本発明の第1実施形態では、メインシール部23を前側壁23aと後側壁23bの先端を連結した断面先細の中空形状として弾接によって、車外側側壁21aの開放端部側とは逆側から車外側側壁21aの開放端部側(オープンカー100にウェザーストリップ20が取付けられた状態における車両後方側から車両前方側)に向けて湾曲するようにしたが、本発明の第3実施形態では、
図7に示すように、少なくとも型成形部のメインシール部33Xを車外側側壁21aの開放端部側とは逆側から車外側側壁21aの開放端部側(車両後方側から車両前方側)に向けて湾曲したリップ形状にして、幌1やサイドドア5に対する弾接時には車両前方側に向けて倒れるようにしたものである。
【0042】
メインシール部33は一旦押出成形されたウェザーストリップからサブシール部とメインシール部の部位が切り欠きされた後に新たにサブシール部22(22X)とメインシール部33(33X)が型成形されるようにして製造される。
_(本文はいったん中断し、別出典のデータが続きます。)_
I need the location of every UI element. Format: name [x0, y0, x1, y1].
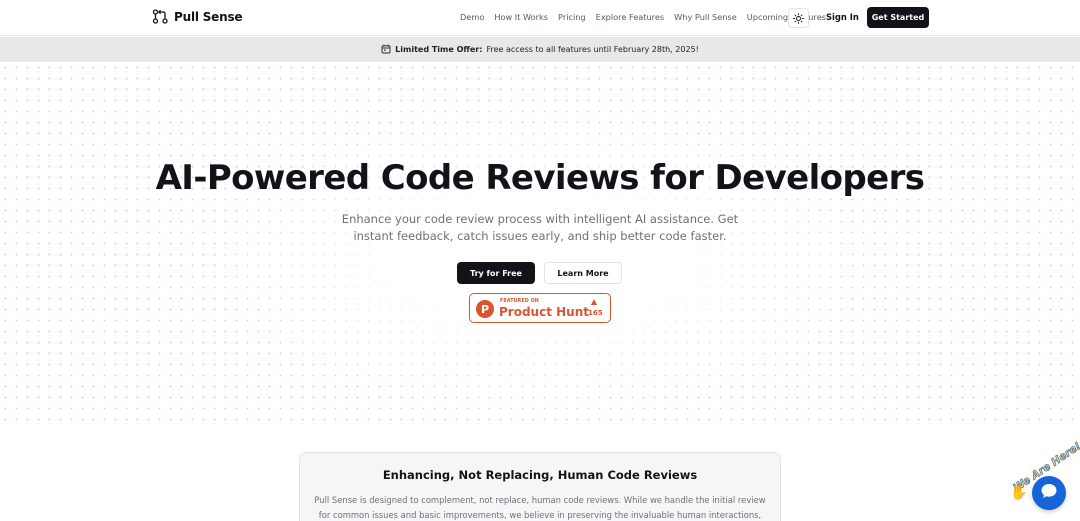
- banner-text: Free access to all features until Februa…: [486, 45, 699, 54]
- upvote-arrow-icon: [591, 299, 597, 305]
- nav-link-pricing[interactable]: Pricing: [558, 12, 586, 22]
- product-hunt-badge[interactable]: P FEATURED ON Product Hunt 165: [469, 293, 611, 323]
- chat-launcher-button[interactable]: [1032, 476, 1066, 510]
- hero-title: AI-Powered Code Reviews for Developers: [155, 158, 925, 198]
- info-card-title: Enhancing, Not Replacing, Human Code Rev…: [382, 468, 698, 482]
- site-header: Pull Sense Demo How It Works Pricing Exp…: [0, 0, 1080, 36]
- main-nav: Demo How It Works Pricing Explore Featur…: [460, 12, 826, 22]
- learn-more-button[interactable]: Learn More: [544, 262, 622, 284]
- nav-link-demo[interactable]: Demo: [460, 12, 484, 22]
- banner-label: Limited Time Offer:: [395, 45, 483, 54]
- brand[interactable]: Pull Sense: [152, 9, 243, 24]
- hero-subtitle: Enhance your code review process with in…: [341, 212, 739, 243]
- product-hunt-logo-icon: P: [476, 300, 494, 318]
- calendar-icon: [381, 44, 391, 56]
- product-hunt-featured-label: FEATURED ON: [500, 299, 539, 304]
- git-pull-request-icon: [152, 9, 169, 24]
- promo-banner: Limited Time Offer: Free access to all f…: [0, 37, 1080, 62]
- brand-name: Pull Sense: [174, 9, 243, 24]
- product-hunt-name: Product Hunt: [499, 305, 589, 319]
- nav-link-explore-features[interactable]: Explore Features: [596, 12, 665, 22]
- sun-icon: [793, 9, 804, 28]
- nav-link-upcoming-features[interactable]: Upcoming Features: [747, 12, 826, 22]
- theme-toggle-button[interactable]: [788, 8, 809, 28]
- waving-hand-icon: ✋: [1010, 485, 1028, 501]
- info-card-body: Pull Sense is designed to complement, no…: [314, 495, 766, 520]
- nav-link-how-it-works[interactable]: How It Works: [494, 12, 548, 22]
- chat-bubble-icon: [1040, 482, 1058, 504]
- try-for-free-button[interactable]: Try for Free: [457, 262, 535, 284]
- info-card: Enhancing, Not Replacing, Human Code Rev…: [299, 452, 781, 521]
- get-started-button[interactable]: Get Started: [867, 7, 929, 28]
- nav-link-why-pull-sense[interactable]: Why Pull Sense: [674, 12, 737, 22]
- sign-in-link[interactable]: Sign In: [826, 12, 859, 22]
- upvote-count: 165: [588, 309, 603, 317]
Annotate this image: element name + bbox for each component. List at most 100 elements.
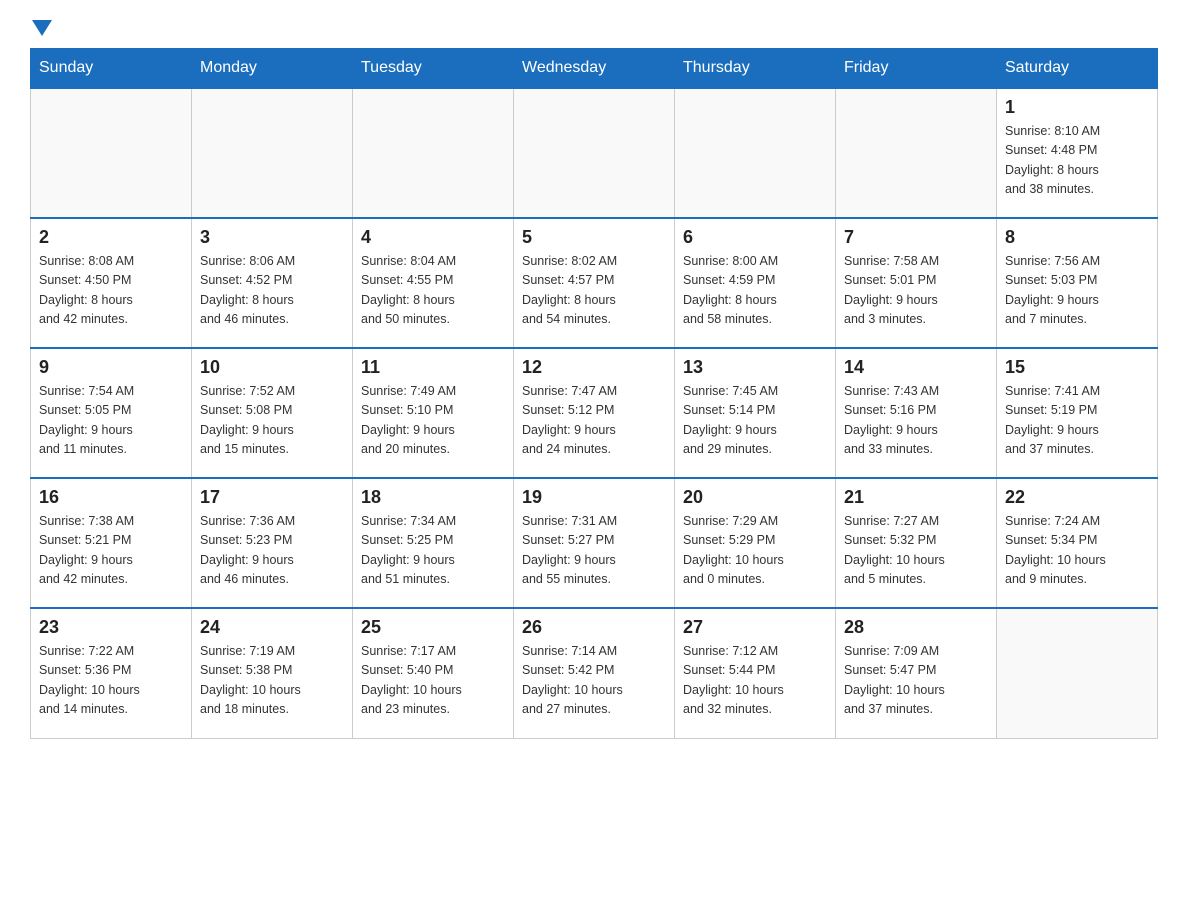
day-info: Sunrise: 7:14 AM Sunset: 5:42 PM Dayligh… [522, 642, 666, 720]
calendar-cell: 27Sunrise: 7:12 AM Sunset: 5:44 PM Dayli… [675, 608, 836, 738]
calendar-cell: 18 Sunrise: 7:34 AM Sunset: 5:25 PM Dayli… [353, 478, 514, 608]
calendar-cell: 25 Sunrise: 7:17 AM Sunset: 5:40 PM Dayli… [353, 608, 514, 738]
calendar-week-1: 1 Sunrise: 8:10 AM Sunset: 4:48 PM Daylig… [31, 88, 1158, 218]
day-number: 28 [844, 617, 988, 638]
calendar-cell: 13Sunrise: 7:45 AM Sunset: 5:14 PM Dayli… [675, 348, 836, 478]
calendar-week-4: 16Sunrise: 7:38 AM Sunset: 5:21 PM Dayli… [31, 478, 1158, 608]
calendar-cell [836, 88, 997, 218]
calendar-week-5: 23 Sunrise: 7:22 AM Sunset: 5:36 PM Dayli… [31, 608, 1158, 738]
calendar-cell: 8 Sunrise: 7:56 AM Sunset: 5:03 PM Daylig… [997, 218, 1158, 348]
page-header [30, 20, 1158, 38]
day-info: Sunrise: 7:22 AM Sunset: 5:36 PM Dayligh… [39, 642, 183, 720]
day-number: 5 [522, 227, 666, 248]
day-info: Sunrise: 7:34 AM Sunset: 5:25 PM Dayligh… [361, 512, 505, 590]
day-info: Sunrise: 7:09 AM Sunset: 5:47 PM Dayligh… [844, 642, 988, 720]
calendar-cell: 11 Sunrise: 7:49 AM Sunset: 5:10 PM Dayli… [353, 348, 514, 478]
calendar-cell: 14Sunrise: 7:43 AM Sunset: 5:16 PM Dayli… [836, 348, 997, 478]
calendar-cell: 10 Sunrise: 7:52 AM Sunset: 5:08 PM Dayli… [192, 348, 353, 478]
calendar-cell: 26 Sunrise: 7:14 AM Sunset: 5:42 PM Dayli… [514, 608, 675, 738]
calendar-week-2: 2 Sunrise: 8:08 AM Sunset: 4:50 PM Daylig… [31, 218, 1158, 348]
day-number: 3 [200, 227, 344, 248]
calendar-cell: 9 Sunrise: 7:54 AM Sunset: 5:05 PM Daylig… [31, 348, 192, 478]
day-info: Sunrise: 7:58 AM Sunset: 5:01 PM Dayligh… [844, 252, 988, 330]
day-info: Sunrise: 7:31 AM Sunset: 5:27 PM Dayligh… [522, 512, 666, 590]
calendar-cell [997, 608, 1158, 738]
day-number: 9 [39, 357, 183, 378]
day-number: 27 [683, 617, 827, 638]
calendar-cell: 22 Sunrise: 7:24 AM Sunset: 5:34 PM Dayli… [997, 478, 1158, 608]
calendar-cell: 1 Sunrise: 8:10 AM Sunset: 4:48 PM Daylig… [997, 88, 1158, 218]
day-number: 10 [200, 357, 344, 378]
day-number: 4 [361, 227, 505, 248]
logo-arrow-icon [32, 20, 52, 36]
day-info: Sunrise: 7:56 AM Sunset: 5:03 PM Dayligh… [1005, 252, 1149, 330]
weekday-header-thursday: Thursday [675, 49, 836, 89]
day-number: 26 [522, 617, 666, 638]
day-number: 22 [1005, 487, 1149, 508]
calendar-cell: 28 Sunrise: 7:09 AM Sunset: 5:47 PM Dayli… [836, 608, 997, 738]
calendar-cell [353, 88, 514, 218]
calendar-cell [514, 88, 675, 218]
weekday-header-friday: Friday [836, 49, 997, 89]
weekday-header-row: SundayMondayTuesdayWednesdayThursdayFrid… [31, 49, 1158, 89]
day-number: 12 [522, 357, 666, 378]
day-info: Sunrise: 8:00 AM Sunset: 4:59 PM Dayligh… [683, 252, 827, 330]
calendar-cell: 2 Sunrise: 8:08 AM Sunset: 4:50 PM Daylig… [31, 218, 192, 348]
day-number: 13 [683, 357, 827, 378]
calendar-cell: 6 Sunrise: 8:00 AM Sunset: 4:59 PM Daylig… [675, 218, 836, 348]
day-number: 23 [39, 617, 183, 638]
calendar-cell: 3 Sunrise: 8:06 AM Sunset: 4:52 PM Daylig… [192, 218, 353, 348]
calendar-cell: 12 Sunrise: 7:47 AM Sunset: 5:12 PM Dayli… [514, 348, 675, 478]
day-info: Sunrise: 8:04 AM Sunset: 4:55 PM Dayligh… [361, 252, 505, 330]
calendar-cell: 5 Sunrise: 8:02 AM Sunset: 4:57 PM Daylig… [514, 218, 675, 348]
day-number: 8 [1005, 227, 1149, 248]
calendar-week-3: 9 Sunrise: 7:54 AM Sunset: 5:05 PM Daylig… [31, 348, 1158, 478]
calendar-cell: 15 Sunrise: 7:41 AM Sunset: 5:19 PM Dayli… [997, 348, 1158, 478]
calendar-cell [192, 88, 353, 218]
calendar-cell: 7 Sunrise: 7:58 AM Sunset: 5:01 PM Daylig… [836, 218, 997, 348]
calendar-cell [675, 88, 836, 218]
calendar-body: 1 Sunrise: 8:10 AM Sunset: 4:48 PM Daylig… [31, 88, 1158, 738]
day-info: Sunrise: 7:54 AM Sunset: 5:05 PM Dayligh… [39, 382, 183, 460]
weekday-header-monday: Monday [192, 49, 353, 89]
day-number: 1 [1005, 97, 1149, 118]
day-number: 18 [361, 487, 505, 508]
day-number: 7 [844, 227, 988, 248]
day-info: Sunrise: 8:02 AM Sunset: 4:57 PM Dayligh… [522, 252, 666, 330]
day-number: 16 [39, 487, 183, 508]
day-number: 11 [361, 357, 505, 378]
day-info: Sunrise: 7:24 AM Sunset: 5:34 PM Dayligh… [1005, 512, 1149, 590]
day-number: 25 [361, 617, 505, 638]
calendar-cell: 24Sunrise: 7:19 AM Sunset: 5:38 PM Dayli… [192, 608, 353, 738]
day-number: 6 [683, 227, 827, 248]
day-info: Sunrise: 7:52 AM Sunset: 5:08 PM Dayligh… [200, 382, 344, 460]
day-info: Sunrise: 7:29 AM Sunset: 5:29 PM Dayligh… [683, 512, 827, 590]
day-number: 15 [1005, 357, 1149, 378]
day-number: 14 [844, 357, 988, 378]
day-info: Sunrise: 7:41 AM Sunset: 5:19 PM Dayligh… [1005, 382, 1149, 460]
day-number: 19 [522, 487, 666, 508]
weekday-header-sunday: Sunday [31, 49, 192, 89]
calendar-cell: 16Sunrise: 7:38 AM Sunset: 5:21 PM Dayli… [31, 478, 192, 608]
day-info: Sunrise: 8:08 AM Sunset: 4:50 PM Dayligh… [39, 252, 183, 330]
day-number: 21 [844, 487, 988, 508]
calendar-cell: 17Sunrise: 7:36 AM Sunset: 5:23 PM Dayli… [192, 478, 353, 608]
logo [30, 20, 54, 38]
day-info: Sunrise: 7:27 AM Sunset: 5:32 PM Dayligh… [844, 512, 988, 590]
day-info: Sunrise: 8:06 AM Sunset: 4:52 PM Dayligh… [200, 252, 344, 330]
day-number: 17 [200, 487, 344, 508]
weekday-header-saturday: Saturday [997, 49, 1158, 89]
day-number: 2 [39, 227, 183, 248]
calendar-table: SundayMondayTuesdayWednesdayThursdayFrid… [30, 48, 1158, 739]
day-info: Sunrise: 7:17 AM Sunset: 5:40 PM Dayligh… [361, 642, 505, 720]
calendar-cell: 21 Sunrise: 7:27 AM Sunset: 5:32 PM Dayli… [836, 478, 997, 608]
weekday-header-wednesday: Wednesday [514, 49, 675, 89]
calendar-cell: 19 Sunrise: 7:31 AM Sunset: 5:27 PM Dayli… [514, 478, 675, 608]
day-info: Sunrise: 8:10 AM Sunset: 4:48 PM Dayligh… [1005, 122, 1149, 200]
day-info: Sunrise: 7:47 AM Sunset: 5:12 PM Dayligh… [522, 382, 666, 460]
calendar-cell [31, 88, 192, 218]
calendar-cell: 4 Sunrise: 8:04 AM Sunset: 4:55 PM Daylig… [353, 218, 514, 348]
day-info: Sunrise: 7:49 AM Sunset: 5:10 PM Dayligh… [361, 382, 505, 460]
day-number: 20 [683, 487, 827, 508]
day-info: Sunrise: 7:19 AM Sunset: 5:38 PM Dayligh… [200, 642, 344, 720]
図7では、押出成形されたメインシール部33(33Y)もリップ形状であるが、
図1のように中空形状であってもよい。
これによれば、メインシール部33の少なくとも型成形部の形状が断面略舌状であり、断面先細の中空形状をした本発明の第1実施形態のメインシール部23よりも容易に製造することができる。
【0043】
なお本実施形態においては、幌1を有するオープンカー100に適用した例を示したが、これに限定されることなく、可動または取外し自在な非固定式ルーフを有する車両に適用することができる。しかも、コーナー部が角ばった形状のオープンカーではウェザーストリップ20が追従することが困難でひけや皺などが発生しやすいため、コーナー部が角状ではなく、
図11に示すように丸状になっているタイプの車両に適用可能である。
このような車両であれば、例えば、
図9に示すような、ルーフ12を分割することができるタルガトップ車や、
図10に示すような、ルーフ13,13が2分割されるTバールーフ車に適用してもよい。